This may seem like a personal decision, but it has serious consequences for patients and the public.Medical education is supported by federal and state tax money both at the university level — student tuition doesn’t come close to covering the schools’ costs — and at the teaching hospitals where residents are trained. So if doctors aren’t making full use of their training, taxpayers are losing their investment. With a growing shortage of doctors in America, we can no longer afford to continue training doctors who don’t spend their careers in the full-time practice of medicine.
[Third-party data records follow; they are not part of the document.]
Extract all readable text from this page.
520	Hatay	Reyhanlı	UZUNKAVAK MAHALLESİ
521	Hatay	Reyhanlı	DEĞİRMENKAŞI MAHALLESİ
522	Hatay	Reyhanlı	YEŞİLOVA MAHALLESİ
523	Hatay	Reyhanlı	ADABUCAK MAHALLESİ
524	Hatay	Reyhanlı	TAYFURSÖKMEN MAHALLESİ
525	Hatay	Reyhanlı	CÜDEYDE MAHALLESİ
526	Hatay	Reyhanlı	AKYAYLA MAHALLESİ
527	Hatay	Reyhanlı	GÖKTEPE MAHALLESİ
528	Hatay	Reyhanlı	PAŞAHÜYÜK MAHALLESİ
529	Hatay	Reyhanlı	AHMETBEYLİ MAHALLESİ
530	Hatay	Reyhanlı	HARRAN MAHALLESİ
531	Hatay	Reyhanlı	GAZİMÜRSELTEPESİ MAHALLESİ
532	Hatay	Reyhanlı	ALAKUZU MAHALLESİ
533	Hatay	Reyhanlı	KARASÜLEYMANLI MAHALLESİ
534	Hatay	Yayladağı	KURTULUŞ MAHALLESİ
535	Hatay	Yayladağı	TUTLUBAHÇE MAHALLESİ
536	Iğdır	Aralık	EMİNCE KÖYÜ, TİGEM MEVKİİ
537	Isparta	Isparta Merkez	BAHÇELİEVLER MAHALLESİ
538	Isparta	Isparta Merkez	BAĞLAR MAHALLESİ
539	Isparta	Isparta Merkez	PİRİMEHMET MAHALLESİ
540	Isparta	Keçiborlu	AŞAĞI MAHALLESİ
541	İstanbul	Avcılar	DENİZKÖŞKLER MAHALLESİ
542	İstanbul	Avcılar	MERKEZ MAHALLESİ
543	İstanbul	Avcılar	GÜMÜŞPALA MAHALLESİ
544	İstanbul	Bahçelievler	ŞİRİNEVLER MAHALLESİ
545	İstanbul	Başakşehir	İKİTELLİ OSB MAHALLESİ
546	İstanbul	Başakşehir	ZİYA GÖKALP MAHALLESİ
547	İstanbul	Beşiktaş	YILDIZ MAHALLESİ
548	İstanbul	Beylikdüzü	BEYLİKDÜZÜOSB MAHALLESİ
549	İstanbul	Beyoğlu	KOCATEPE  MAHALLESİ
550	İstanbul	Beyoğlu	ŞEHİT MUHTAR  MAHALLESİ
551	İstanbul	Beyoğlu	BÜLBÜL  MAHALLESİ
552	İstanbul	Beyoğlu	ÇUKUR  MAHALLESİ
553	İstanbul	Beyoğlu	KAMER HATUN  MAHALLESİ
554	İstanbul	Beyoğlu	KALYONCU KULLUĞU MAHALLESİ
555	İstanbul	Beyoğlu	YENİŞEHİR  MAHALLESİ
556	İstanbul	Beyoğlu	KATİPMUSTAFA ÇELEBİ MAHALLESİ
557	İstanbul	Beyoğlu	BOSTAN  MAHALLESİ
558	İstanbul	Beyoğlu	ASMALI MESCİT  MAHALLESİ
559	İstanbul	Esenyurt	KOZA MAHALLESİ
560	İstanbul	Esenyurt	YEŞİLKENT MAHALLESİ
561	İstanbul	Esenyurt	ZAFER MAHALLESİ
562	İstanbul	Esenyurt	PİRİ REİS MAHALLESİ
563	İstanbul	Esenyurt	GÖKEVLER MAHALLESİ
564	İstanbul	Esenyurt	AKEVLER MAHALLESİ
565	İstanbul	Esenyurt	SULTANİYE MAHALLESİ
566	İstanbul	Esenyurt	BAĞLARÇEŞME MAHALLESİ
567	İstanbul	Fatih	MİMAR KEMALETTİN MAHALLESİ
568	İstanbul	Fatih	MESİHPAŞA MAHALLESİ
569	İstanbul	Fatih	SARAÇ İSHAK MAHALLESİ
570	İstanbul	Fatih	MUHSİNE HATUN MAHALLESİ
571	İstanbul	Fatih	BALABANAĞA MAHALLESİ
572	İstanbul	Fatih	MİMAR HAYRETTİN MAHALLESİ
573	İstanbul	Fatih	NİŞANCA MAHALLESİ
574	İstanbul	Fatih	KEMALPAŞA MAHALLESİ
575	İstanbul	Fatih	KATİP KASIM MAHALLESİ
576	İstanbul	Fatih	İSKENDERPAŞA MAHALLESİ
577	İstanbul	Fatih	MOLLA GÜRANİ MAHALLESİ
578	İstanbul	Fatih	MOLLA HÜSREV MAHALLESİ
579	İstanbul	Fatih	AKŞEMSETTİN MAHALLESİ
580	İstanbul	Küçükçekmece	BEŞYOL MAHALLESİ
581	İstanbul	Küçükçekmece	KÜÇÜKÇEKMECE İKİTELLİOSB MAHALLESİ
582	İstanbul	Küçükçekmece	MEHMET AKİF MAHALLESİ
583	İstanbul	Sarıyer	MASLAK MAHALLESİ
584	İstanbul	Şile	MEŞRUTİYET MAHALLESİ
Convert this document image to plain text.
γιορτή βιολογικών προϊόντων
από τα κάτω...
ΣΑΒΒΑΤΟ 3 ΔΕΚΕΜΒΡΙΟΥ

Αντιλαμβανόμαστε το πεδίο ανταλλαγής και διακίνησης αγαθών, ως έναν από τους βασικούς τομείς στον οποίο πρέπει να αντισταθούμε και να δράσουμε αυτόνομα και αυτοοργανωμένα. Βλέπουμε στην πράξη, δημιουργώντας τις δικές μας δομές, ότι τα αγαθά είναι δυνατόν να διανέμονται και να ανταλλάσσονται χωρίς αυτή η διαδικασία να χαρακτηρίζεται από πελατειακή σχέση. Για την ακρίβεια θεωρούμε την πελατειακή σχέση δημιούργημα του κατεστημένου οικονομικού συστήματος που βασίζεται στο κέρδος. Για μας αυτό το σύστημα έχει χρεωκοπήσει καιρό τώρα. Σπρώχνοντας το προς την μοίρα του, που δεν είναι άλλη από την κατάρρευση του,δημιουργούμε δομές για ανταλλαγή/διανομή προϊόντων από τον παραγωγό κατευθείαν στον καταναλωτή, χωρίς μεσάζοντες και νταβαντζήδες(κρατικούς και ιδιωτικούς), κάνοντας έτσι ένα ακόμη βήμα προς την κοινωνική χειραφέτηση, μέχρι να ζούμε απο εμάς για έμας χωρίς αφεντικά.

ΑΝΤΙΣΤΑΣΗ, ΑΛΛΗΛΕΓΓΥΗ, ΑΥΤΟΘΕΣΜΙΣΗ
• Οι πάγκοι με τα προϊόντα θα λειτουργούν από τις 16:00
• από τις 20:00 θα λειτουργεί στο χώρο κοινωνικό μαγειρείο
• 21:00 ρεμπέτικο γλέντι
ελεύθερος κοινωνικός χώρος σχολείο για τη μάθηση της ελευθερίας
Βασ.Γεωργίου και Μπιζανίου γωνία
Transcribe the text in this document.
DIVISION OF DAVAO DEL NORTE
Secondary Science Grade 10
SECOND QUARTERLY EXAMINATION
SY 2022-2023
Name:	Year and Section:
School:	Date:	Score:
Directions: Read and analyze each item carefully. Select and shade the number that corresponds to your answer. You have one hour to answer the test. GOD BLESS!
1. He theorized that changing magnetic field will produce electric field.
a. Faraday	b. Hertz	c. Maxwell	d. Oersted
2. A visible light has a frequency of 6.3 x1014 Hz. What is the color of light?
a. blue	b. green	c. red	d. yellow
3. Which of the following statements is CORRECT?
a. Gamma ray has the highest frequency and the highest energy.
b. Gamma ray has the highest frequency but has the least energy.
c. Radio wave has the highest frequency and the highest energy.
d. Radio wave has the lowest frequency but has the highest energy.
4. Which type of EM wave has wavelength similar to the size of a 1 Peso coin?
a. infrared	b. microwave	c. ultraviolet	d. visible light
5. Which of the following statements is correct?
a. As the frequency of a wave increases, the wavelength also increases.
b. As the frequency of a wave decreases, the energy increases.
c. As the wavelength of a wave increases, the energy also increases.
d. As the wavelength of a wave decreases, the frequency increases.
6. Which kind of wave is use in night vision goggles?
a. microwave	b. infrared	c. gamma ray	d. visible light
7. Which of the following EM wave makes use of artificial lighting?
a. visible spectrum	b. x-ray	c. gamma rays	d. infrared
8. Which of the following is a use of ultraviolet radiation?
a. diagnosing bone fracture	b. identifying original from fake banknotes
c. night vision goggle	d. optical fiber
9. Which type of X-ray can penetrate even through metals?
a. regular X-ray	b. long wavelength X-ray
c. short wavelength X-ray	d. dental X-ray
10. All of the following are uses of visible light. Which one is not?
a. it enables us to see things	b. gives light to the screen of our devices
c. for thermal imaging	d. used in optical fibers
Tremendous amounts of economic and social effort have gone into the
promotion of the educated woman and the more gender-diverse workforce.
Tremendous amounts of real capital have gone into the promotion and
education of women, the goal being to bring them fully up to par with
men in both ability and opportunity.
Are we getting a good return on that investment? This is a question
feminists do not want to hear about, but how long can it be avoided?
Society is, collectively, making a gargantuan investment in educating
college students with the hope that there will be some return on that
investment. That return doesn’t have to come in the form of capital, but
rather in productivity: those receiving these extravagantly expensive
educations are expected use them in order to enhance their performance
in professional fields. Said enhancement leads to better performance of
professional fields as a whole (ex: a larger number of competent
doctors, lawyers, investors and the like available to a larger share of
the population), and that in turn leads to a better society.
The problem here is that men are offering a greater return on that
investment than their equally well educated female counterparts.